Dr. Todd Lawrence, a professor at the University of St. Thomas College of Arts and Sciences, recently was quoted in The Washington Post regarding the Freedom Rides Museum. The building is currently owned by the federal government. In the process of reducing spending, DOGE placed the building on a list of buildings that could be sold as they were “not core to government operations.”
From the story:

The bus station’s “colored entrance” has vanished: door bricked over, scattered holes where a sign once hung. Though standing just inches away on the sidewalk, the students might not have even noticed it, had the museum director not highlighted the “ghost of segregation.”
The building, he explained, was telling them a story.
Some clues were more obvious. On a wall beside the high-schoolers, dozens of mug shots stared back. These were Freedom Riders, Alexander Strickland told the group, and most of those who came here in 1961 were only a few years older than the teens. Yet they drafted their wills before boarding buses heading south to protest segregated seating and services in interstate travel. ...

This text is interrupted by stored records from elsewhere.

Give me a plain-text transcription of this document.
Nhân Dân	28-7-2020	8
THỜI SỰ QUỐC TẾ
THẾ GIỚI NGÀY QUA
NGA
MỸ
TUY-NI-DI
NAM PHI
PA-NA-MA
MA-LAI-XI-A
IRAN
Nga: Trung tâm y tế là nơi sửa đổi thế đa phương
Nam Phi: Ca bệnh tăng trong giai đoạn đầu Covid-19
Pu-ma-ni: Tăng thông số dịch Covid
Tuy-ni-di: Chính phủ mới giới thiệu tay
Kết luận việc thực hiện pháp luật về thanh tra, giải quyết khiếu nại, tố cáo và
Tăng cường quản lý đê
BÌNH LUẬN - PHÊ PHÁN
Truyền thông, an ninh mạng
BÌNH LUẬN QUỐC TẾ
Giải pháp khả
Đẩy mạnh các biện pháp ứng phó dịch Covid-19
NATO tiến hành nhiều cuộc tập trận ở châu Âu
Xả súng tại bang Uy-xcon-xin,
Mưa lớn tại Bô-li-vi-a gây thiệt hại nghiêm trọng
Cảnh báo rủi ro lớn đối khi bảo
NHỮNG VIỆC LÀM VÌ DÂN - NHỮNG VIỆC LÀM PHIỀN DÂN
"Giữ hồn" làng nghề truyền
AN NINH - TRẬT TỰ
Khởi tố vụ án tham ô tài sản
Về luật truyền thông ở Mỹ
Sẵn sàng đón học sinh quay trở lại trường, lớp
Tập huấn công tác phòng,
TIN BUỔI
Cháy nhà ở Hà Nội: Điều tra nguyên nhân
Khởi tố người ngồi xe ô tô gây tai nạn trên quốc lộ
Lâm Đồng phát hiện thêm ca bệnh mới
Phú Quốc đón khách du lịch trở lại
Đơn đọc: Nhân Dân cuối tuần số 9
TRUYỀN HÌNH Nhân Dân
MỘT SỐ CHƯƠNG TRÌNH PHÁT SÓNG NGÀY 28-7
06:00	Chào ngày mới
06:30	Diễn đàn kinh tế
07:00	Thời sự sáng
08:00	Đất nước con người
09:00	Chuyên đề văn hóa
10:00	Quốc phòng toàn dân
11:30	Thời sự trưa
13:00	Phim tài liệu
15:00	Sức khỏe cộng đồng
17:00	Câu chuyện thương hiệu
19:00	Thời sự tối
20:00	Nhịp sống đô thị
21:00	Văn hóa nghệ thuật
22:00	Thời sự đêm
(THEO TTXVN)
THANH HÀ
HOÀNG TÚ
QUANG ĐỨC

The Freedom Rides Museum draws visitors from across the country. On a sunny Thursday last month, David Todd Lawrence was back for a ninth year. Lawrence, an associate professor who teaches African American literature and culture, brought students from the University of St. Thomas in St. Paul, Minnesota. As always, the goal was to turn abstract lessons about racism into concrete experiences in places “where things actually happened,” he said.